We did manage to kill our car battery opening and shutting the lift gate on the back while we accessed our gear. Power gate and all. So when we left, we tried roadside assistance, who were no good where we were. We asked at the front desk, and they came down to our site and kindly jumped us.... with a tractor :D But it worked and we were back on our way home to comfortable beds at last (oh my aching hips!) Still it was a great adventure to have as a family.
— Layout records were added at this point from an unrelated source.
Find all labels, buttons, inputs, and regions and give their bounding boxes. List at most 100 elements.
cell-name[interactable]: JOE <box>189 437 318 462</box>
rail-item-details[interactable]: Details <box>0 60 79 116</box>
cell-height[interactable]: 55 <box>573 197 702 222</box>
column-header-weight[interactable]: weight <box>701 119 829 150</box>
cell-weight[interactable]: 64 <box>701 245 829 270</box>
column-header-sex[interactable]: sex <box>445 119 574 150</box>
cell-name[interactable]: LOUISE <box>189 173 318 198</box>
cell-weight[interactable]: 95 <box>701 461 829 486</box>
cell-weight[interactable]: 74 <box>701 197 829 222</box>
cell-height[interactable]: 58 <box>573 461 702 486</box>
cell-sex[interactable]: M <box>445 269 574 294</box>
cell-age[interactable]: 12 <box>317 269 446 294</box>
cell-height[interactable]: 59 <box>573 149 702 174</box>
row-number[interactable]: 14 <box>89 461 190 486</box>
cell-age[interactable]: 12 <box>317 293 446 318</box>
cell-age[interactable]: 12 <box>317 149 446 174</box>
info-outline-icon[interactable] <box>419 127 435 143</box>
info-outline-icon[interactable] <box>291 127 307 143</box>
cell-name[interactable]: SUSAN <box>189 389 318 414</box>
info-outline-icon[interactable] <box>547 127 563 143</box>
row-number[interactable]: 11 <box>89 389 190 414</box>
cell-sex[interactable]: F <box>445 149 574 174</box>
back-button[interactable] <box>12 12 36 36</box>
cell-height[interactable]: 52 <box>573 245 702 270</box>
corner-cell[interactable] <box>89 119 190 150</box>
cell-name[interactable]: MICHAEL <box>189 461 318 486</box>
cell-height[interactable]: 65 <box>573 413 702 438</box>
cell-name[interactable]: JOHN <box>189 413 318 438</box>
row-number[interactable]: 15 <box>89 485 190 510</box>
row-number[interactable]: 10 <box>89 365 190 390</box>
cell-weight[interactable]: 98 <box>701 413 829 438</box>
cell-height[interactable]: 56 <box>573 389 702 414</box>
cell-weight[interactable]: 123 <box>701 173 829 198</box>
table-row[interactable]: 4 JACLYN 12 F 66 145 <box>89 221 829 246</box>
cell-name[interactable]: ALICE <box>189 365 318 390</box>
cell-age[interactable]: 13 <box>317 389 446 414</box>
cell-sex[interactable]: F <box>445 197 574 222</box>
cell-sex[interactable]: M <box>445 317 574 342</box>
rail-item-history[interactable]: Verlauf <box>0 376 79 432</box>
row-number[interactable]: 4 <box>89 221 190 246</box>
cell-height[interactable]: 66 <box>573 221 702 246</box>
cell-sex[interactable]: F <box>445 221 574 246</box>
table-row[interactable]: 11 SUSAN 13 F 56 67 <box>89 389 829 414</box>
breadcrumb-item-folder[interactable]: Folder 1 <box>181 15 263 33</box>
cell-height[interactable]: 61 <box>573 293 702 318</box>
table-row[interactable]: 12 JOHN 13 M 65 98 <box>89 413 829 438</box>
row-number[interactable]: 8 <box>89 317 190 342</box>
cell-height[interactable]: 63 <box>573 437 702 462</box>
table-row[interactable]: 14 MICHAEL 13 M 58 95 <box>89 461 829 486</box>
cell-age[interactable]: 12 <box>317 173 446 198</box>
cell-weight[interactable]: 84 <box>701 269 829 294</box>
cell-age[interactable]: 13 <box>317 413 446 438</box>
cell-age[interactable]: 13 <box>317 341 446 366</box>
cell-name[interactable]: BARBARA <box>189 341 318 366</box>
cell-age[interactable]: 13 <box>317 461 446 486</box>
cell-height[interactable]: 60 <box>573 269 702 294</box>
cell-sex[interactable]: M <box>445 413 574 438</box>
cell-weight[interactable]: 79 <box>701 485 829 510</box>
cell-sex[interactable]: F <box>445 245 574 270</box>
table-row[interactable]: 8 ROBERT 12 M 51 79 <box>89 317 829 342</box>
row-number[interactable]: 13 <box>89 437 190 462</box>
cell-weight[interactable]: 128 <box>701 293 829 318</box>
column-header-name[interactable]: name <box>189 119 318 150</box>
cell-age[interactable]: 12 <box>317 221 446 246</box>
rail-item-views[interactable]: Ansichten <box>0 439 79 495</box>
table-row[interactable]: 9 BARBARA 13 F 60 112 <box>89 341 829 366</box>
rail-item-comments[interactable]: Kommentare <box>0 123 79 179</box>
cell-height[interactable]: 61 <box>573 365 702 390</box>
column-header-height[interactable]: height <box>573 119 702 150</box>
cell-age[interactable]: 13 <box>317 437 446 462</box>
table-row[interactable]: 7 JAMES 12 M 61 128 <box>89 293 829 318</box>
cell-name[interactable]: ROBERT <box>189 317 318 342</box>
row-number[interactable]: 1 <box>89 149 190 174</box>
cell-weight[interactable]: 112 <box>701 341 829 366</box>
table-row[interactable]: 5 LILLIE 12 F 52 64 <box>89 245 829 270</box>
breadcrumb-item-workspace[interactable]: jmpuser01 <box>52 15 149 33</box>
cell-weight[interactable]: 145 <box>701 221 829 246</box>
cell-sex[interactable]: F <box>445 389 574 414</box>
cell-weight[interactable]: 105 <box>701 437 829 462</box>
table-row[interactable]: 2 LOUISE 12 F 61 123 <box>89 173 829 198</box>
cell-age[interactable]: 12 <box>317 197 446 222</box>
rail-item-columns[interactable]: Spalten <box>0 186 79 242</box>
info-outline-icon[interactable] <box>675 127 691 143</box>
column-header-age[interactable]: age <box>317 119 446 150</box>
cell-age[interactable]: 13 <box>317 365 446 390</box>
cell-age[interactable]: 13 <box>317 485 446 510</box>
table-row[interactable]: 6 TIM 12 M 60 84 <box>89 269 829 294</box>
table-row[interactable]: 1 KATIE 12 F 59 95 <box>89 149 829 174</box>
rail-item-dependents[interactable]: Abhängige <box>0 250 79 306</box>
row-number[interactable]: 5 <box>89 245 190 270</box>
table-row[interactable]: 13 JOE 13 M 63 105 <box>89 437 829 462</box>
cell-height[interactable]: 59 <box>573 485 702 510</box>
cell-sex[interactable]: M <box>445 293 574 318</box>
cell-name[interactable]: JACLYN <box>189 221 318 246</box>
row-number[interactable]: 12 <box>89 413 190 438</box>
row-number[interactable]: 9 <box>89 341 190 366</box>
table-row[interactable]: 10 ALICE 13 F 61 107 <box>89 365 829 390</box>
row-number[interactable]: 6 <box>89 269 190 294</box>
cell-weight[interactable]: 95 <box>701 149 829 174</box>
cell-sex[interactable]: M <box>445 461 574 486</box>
No tv, no computers, just us together. It was a lot of fun, and it really was relaxing. And you can't beat the price: we paid less than $25/night. Compare that to inclusive hotel rates at any other vacation spot! We'll definitely be doing it again.

 

Anyway, as I said school starts tomorrow. I'm a little nervous. I'm stressed because I don't have work yet. I've been interviewing a few places but nothing yet! And I really need a job. We are stone cold broke, as in so broke we aren't sure how to feed the kids (thank God for school lunch) and I can't afford to fill my meds this paycheck. I was really hoping to have an income by now. I do have a much clearer idea about what I want to do, and that helps some. I know I want to work in health care. I know I want to be a medical assistant for now, and get my master's to become PA certified eventually and become a physician assistant. Trouble is, the only school in the state that does a PA program has about 300 applicants for 25 places each year, and I wouldn't be able to work while I was in school. So, I have to put that off for now, but it's something I really want to do. PA's get paid well and I would have the ability to basically be a doctor at last (you KNOW I always wanted to!) without all the headaches of being a doctor. For now, I know I would love part time work but unless I land some kind of crazy lucrative gig, it won't be enough to pay the bills; so I need full time or almost full time. Tomorrow means back to looking and hopefully back to scheduling more interviews. Wish me luck!